Fisheries Policy and Management

Implementation of the Code of Conduct for Responsible Fisheries embodies a major effort by countries to foster food security and livelihoods in rural areas, rehabilitate the natural resources and food production systems, promote national and international framework for fish and aquaculture production, ensure that fishery products meet national and international standards, and enhance the conservation, management and sustainable intensification of fisheries. In this context, FAO monitors the implementation of the Code and supports this process, including advice on the structural changes required in the fisheries sector to place it on a long-term sustainable footing. FAO responds to the considerable need for assistance by many countries which wish to enact balanced fisheries management plans in their coast areas. The objective is to assist fishery communities to achieve a sustainable equilibrium, balancing the needs to engage in capture fisheries as a source of livelihood against the need to preserve natural resources.
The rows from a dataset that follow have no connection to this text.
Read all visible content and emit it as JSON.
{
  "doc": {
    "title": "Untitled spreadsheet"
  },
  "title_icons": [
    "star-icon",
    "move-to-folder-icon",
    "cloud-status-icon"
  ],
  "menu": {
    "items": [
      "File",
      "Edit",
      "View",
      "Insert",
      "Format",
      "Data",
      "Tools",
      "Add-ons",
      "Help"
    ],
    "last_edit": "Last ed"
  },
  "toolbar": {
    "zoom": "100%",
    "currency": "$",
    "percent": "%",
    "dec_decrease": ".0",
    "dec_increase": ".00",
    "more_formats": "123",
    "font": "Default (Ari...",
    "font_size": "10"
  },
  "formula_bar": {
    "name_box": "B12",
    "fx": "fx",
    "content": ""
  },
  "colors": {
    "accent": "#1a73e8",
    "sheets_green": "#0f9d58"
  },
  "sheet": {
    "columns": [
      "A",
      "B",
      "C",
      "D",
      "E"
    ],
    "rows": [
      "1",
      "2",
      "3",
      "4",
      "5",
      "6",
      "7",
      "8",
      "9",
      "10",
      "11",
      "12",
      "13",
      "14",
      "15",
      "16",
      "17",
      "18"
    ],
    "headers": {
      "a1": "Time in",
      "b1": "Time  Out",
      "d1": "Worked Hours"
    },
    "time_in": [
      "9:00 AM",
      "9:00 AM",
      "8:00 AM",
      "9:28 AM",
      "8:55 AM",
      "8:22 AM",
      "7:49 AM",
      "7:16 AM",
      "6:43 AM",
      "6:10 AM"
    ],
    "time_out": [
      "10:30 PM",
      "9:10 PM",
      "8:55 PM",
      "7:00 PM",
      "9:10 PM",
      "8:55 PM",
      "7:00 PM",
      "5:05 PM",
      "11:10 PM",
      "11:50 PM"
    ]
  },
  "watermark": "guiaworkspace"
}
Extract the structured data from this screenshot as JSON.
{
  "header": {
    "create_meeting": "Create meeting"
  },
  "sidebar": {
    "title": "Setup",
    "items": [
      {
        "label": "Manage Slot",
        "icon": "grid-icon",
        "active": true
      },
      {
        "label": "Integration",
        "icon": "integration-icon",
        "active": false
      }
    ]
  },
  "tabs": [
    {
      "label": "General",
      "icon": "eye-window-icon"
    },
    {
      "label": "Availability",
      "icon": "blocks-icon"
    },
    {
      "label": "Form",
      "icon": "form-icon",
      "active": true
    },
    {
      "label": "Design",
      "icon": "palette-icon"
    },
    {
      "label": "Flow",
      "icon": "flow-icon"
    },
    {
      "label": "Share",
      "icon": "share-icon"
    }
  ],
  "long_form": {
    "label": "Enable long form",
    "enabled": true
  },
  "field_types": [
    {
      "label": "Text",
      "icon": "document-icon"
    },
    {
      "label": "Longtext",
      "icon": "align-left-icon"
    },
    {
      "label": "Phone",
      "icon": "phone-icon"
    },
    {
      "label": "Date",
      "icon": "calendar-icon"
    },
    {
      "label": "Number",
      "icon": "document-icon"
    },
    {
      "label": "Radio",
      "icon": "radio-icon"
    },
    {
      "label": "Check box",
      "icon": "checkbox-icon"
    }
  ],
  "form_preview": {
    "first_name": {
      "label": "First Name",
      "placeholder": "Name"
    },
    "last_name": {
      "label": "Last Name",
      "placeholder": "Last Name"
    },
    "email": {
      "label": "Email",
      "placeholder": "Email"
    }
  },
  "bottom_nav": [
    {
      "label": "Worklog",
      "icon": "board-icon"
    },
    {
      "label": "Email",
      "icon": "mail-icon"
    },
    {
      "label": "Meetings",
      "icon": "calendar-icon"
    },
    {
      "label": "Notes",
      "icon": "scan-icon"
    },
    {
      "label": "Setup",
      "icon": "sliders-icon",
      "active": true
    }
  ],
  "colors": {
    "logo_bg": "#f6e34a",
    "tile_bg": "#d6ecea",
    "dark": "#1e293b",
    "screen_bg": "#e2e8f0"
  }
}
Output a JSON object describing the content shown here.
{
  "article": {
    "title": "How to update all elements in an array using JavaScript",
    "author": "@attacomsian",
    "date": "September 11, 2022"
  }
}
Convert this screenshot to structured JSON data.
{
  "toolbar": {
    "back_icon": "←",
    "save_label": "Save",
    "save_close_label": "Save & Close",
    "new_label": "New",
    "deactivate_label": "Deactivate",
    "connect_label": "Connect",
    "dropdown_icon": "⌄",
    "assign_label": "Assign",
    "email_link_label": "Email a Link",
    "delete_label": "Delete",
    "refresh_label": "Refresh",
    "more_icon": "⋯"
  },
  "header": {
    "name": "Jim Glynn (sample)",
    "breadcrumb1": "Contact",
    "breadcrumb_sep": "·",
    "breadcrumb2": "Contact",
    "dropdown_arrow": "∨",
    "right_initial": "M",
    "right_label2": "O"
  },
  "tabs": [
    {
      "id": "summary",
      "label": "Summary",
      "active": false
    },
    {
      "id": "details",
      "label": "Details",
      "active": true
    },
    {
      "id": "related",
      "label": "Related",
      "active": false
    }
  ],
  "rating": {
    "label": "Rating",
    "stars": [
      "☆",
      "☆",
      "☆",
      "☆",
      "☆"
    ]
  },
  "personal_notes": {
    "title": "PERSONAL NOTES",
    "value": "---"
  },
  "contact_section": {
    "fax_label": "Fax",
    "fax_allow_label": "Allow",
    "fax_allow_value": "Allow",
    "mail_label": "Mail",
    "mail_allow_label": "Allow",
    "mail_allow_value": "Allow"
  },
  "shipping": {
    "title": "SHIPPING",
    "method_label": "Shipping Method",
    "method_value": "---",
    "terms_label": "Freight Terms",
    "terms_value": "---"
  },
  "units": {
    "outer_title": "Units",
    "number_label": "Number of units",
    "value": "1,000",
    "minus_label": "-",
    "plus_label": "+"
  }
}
Policies and regulatory measures for managing and protecting fishery resources and other associated aquatic habitat need to be based on sound economic and social analyses, especially regarding: (i) the use of economic incentives/disincentives to guide the behaviour of private industry towards optimal resources exploitation; (ii) the economic and social implications of alternate management approaches and techniques and development paths, and (iii) the needed institutional changes in government agencies to achieve sectoral management and development through cost-effective means and measures. FAO promotes improved economic and social analyses leading to sound policies and better institutional arrangements including inter-sectoral coordination, as well as improved policies by bilateral and multilateral agencies.

Since UNCED (Rio de Janeiro, 1992), the ecosystems dimension of management issues has received increasing attention from governments, the UN system and the fishing industry. All are now more ready to recognize that fish are an integrated part of an aquatic ecosystem, a system in which modifications in one area have the potential to affect other areas. Thus, it is increasingly regarded as necessary, first to monitor the state of the aquatic ecosystem and then to manage human interventions within that ecosystem.